The site will restage and you’ll be able to see your changes live at the route you were given earlier. Running cf app my-static-site will confirm that it has been scaled down to a single instance and will display how much of the 20 MB of memory it’s actually using.

Mapping a Custom Domain

Great, so we’ve now deployed a static site to our Cloud Foundry organization! The only problem is it’s using a randomly generated url and it’s only responding to traffic over plain old HTTP.

Adding new domains is simple enough. I recommend following the official docs around adding a private domain, but if that’s too much to read, you basically just need to run the following CLI command:

$ cf create-domain ORG_NAME DOMAIN_NAME

Here’s how I would add this domain to my org:

$ cf create-domain downey-org downey.io

Then you can just use the map-route command to map it to your app:

Here’s how I would add this domain to my org:

$ cf map-route APP_NAME DOMAIN_NAME -n SUBDOMAIN

For example, this would tell the Cloud Foundry router to route all inbound requests to blog.downey.io to my app named blog-app:

$ cf map-route blog-app downey.io -n blog

Now you may be wondering, how does Cloud Foundry actually know I own this domain and if you try these commands out, you’ll notice that requests aren’t actually hitting your app. You’ll need to configure these DNS settings to get things wired up correctly.

Adding SSL/TLS Support

Unfortunately, in order to get your own SSL/TLS certificates onto PWS you’ll have to sign up for the Pivotal SSL Service which has a monthly fee. If you’re like me though and want to pay as little as possible and will settle for Good Enough™ security for your personal blog, you can always use the free tier of CloudFlare’s SSL.

Caution: CloudFlare SSL comes in varying levels of security. The two options that will work out of the box with PWS are the “Flexible” level and the “Full (non-strict)” level. The “Flexible” setting terminates the SSL connection at their CDN layer and carries out the rest of the request over regular HTTP between CloudFlare and the PWS servers.

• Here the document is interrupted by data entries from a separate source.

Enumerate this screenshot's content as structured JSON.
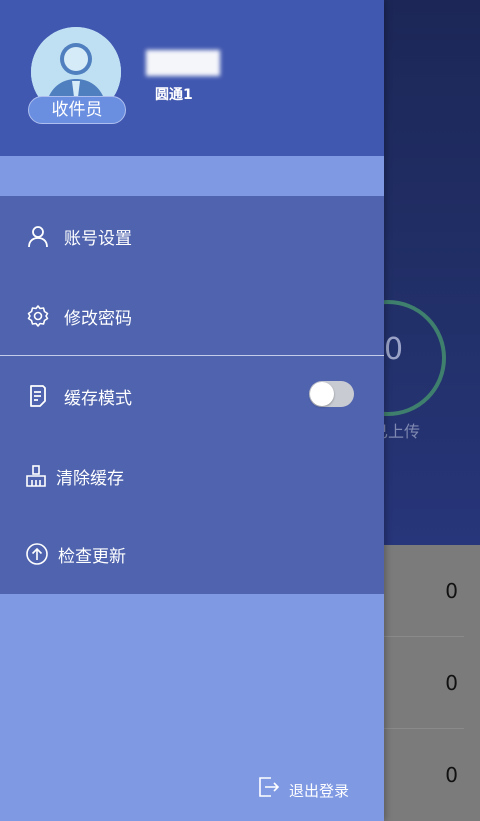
{
  "background": {
    "ring_value": "0",
    "ring_caption": "已上传",
    "list_values": [
      "0",
      "0",
      "0"
    ]
  },
  "profile": {
    "role_badge": "收件员",
    "company": "圆通1"
  },
  "menu": {
    "account_settings": "账号设置",
    "change_password": "修改密码",
    "cache_mode": "缓存模式",
    "cache_mode_on": false,
    "clear_cache": "清除缓存",
    "check_update": "检查更新"
  },
  "footer": {
    "logout": "退出登录"
  },
  "colors": {
    "header": "#4158b0",
    "menu_bg": "#4f63ae",
    "drawer_bg": "#7f99e3",
    "badge": "#6a8fe0"
  },
  "icons": {
    "account": "person-outline-icon",
    "password": "gear-icon",
    "cache": "document-icon",
    "clear": "broom-icon",
    "update": "arrow-up-circle-icon",
    "logout": "exit-icon"
  }
}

The “Full” setting uses HTTPS the whole way through, but won’t attempt to validate any certificates between the CloudFlare servers and the PWS servers. For my blog, “Full” is good enough for a blog like mine, but if your static site’s traffic needs to be truly secure, you may want to pay for the Pivotal SSL service or host your site elsewhere.

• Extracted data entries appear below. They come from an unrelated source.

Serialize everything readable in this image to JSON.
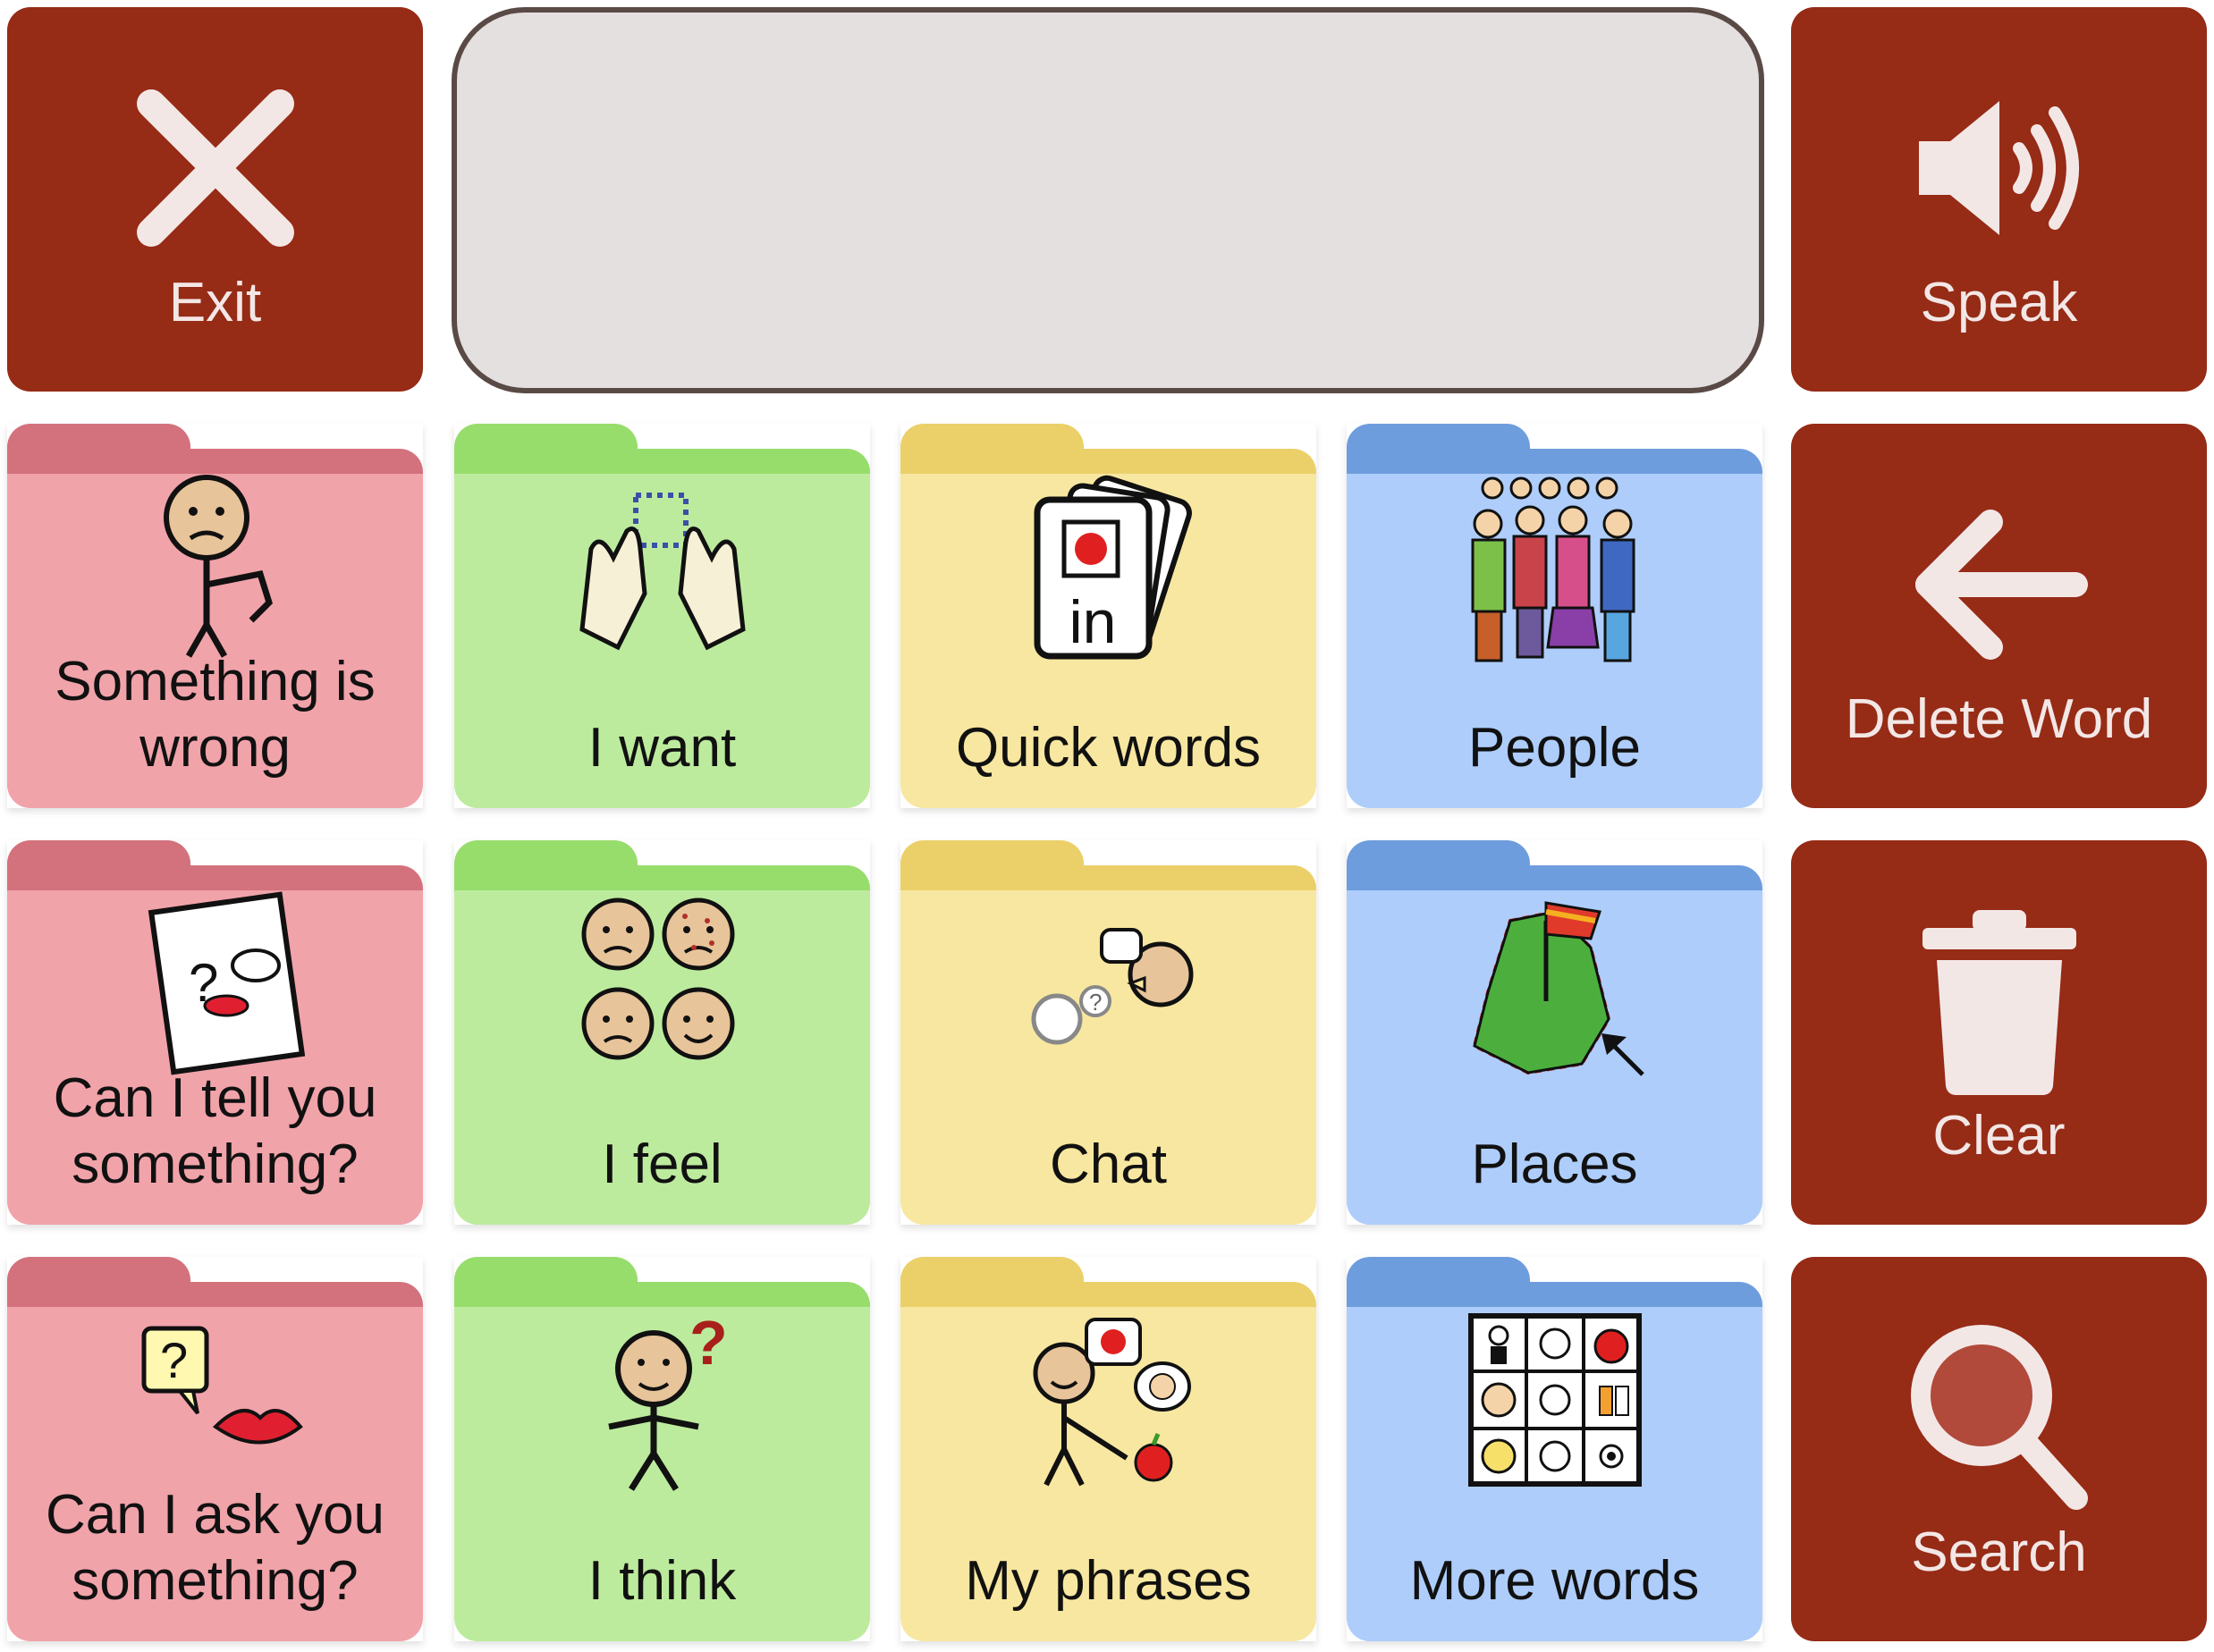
{
  "top_bar": {
    "exit_label": "Exit",
    "speak_label": "Speak",
    "message_text": ""
  },
  "side_buttons": {
    "delete_label": "Delete Word",
    "clear_label": "Clear",
    "search_label": "Search"
  },
  "folders": [
    {
      "label": "Something is wrong",
      "color": "pink",
      "icon": "stop-face-icon"
    },
    {
      "label": "I want",
      "color": "green",
      "icon": "want-hands-icon"
    },
    {
      "label": "Quick words",
      "color": "yellow",
      "icon": "cards-icon"
    },
    {
      "label": "People",
      "color": "blue",
      "icon": "people-group-icon"
    },
    {
      "label": "Can I tell you something?",
      "color": "pink",
      "icon": "tell-card-icon"
    },
    {
      "label": "I feel",
      "color": "green",
      "icon": "feelings-faces-icon"
    },
    {
      "label": "Chat",
      "color": "yellow",
      "icon": "chat-faces-icon"
    },
    {
      "label": "Places",
      "color": "blue",
      "icon": "map-flag-icon"
    },
    {
      "label": "Can I ask you something?",
      "color": "pink",
      "icon": "ask-question-icon"
    },
    {
      "label": "I think",
      "color": "green",
      "icon": "think-person-icon"
    },
    {
      "label": "My phrases",
      "color": "yellow",
      "icon": "phrases-person-icon"
    },
    {
      "label": "More words",
      "color": "blue",
      "icon": "symbol-grid-icon"
    }
  ],
  "colors": {
    "command_bg": "#962b16",
    "command_fg": "#f3e7e6",
    "pink_body": "#f1a3aa",
    "green_body": "#bdeb9e",
    "yellow_body": "#f8e7a0",
    "blue_body": "#aecdfa"
  }
}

If you’re fine with limitations of CloudFlare’s SSL, just go ahead and sign up on their site and follow their getting started docs.

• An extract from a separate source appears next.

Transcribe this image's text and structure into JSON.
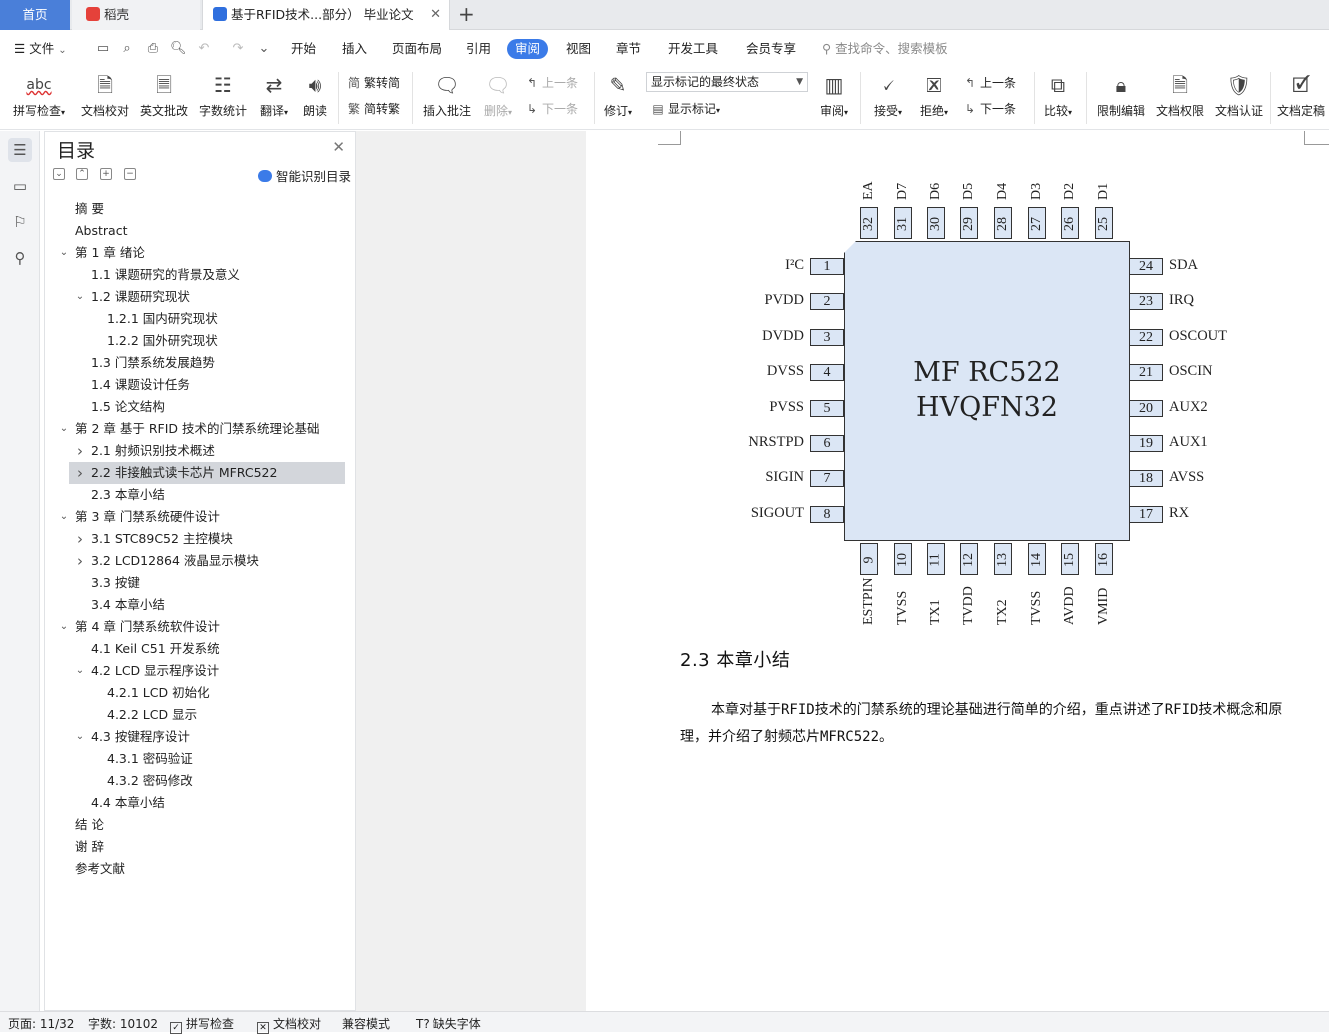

Once you’ve got your domain pointing to their nameservers, just add the same DNS settings that you configured earlier. It should look something like this:

There will be a warning regarding the non-subdomain form of the domain (e.g. example.com) being configured as a CNAME, but it should be fine. CloudFlare will “flatten” it into representing the IP that the target domain currently resolves to which should account for any changes behind the scenes with the cfapps.io domain on PWS.

Finally, to enable SSL, just go over to the “SSL” tab and switch it on to “Full.” The process is similar to the process for enabling CloudFlare SSL with Github Pages – the main difference is just in the DNS settings we set up earlier.

Wrapping It Up

Well, that’s about it. At this point feel free to try this out with your static site for real and feel free to scale up or down the memory and instance counts as you see fit. I find in practice I can get away with 32M of memory (perhaps even less) for a simple Jekyll site and a single instance since the CloudFlare CDN is doing the brunt of the work.

Thanks for taking the time to read through all of this and good luck!